According to the U.S. Bureau of Labor Statistics, more than 20,000 workplace eye injuries happen each year. These injuries range from simple eye strain to severe trauma that can cause permanent damage, partial vision loss or blindness. Many of these injuries could have been prevented if the worker had used proper protective eyewear and followed appropriate safety measures.
The Occupational Safety & Health Administration (OSHA) has identified five major dangers to your eyes. They include:
- Impact – flying objects and particles;
- Heat – anything that gives off dangerous heat;
- Chemicals – flashes, fumes and vapors;
- Dust – otherwise harmless particulates that can damage sensitive eyes; and
- Optical radiation – everything from simple glare to intense light.
There are three things you can do to help prevent eye injury:
- Know the eye hazards at your worksite.
- When possible, eliminate the hazards before starting work. Use machine guarding, work screens or other engineering controls.
- Use the proper eye protection. Anyone working in or passing through areas that pose eye hazards should wear protective eyewear.
Ensure your safety glasses fit properly.
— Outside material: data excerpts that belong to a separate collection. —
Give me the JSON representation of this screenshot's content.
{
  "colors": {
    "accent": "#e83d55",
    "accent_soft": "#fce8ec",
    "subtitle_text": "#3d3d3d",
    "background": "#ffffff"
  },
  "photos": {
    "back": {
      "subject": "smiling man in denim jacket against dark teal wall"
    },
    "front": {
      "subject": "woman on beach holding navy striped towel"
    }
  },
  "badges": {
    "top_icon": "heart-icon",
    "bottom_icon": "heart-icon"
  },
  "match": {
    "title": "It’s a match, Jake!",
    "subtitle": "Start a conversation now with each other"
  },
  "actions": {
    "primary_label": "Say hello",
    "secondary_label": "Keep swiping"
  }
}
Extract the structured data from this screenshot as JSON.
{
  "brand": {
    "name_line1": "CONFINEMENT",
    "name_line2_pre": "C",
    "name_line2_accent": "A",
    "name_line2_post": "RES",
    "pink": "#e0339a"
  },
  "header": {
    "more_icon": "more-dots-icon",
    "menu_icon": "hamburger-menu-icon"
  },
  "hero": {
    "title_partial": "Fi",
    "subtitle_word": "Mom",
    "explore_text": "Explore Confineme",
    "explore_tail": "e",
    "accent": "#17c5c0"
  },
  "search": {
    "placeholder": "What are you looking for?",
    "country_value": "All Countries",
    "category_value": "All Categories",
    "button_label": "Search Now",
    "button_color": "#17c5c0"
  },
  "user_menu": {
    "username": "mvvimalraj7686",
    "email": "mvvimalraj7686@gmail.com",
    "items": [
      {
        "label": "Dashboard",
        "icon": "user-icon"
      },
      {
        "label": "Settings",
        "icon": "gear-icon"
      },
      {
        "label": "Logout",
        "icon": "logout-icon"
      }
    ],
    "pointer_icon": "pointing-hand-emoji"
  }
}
According to OSHA Standard 1926.102, your safety glasses should meet the following requirements:
- Provide adequate protection against the particular hazards for which they are designed.
- Be reasonably comfortable when worn under the designated conditions.
- Fit snugly and not unduly interfere with your movements.
- Be durable and capable of being disinfected.
- Be easily cleaned.
Clean your safety glasses daily, following the manufacturer’s instructions. Store them in a case when they are not being worn. Replace glasses that are scratched, pitted, broken, bent or ill-fitting.
Use only safety glasses that are manufactured to meet the American National Standards Institute’s Z87.1 Eye and Face Protection Standard.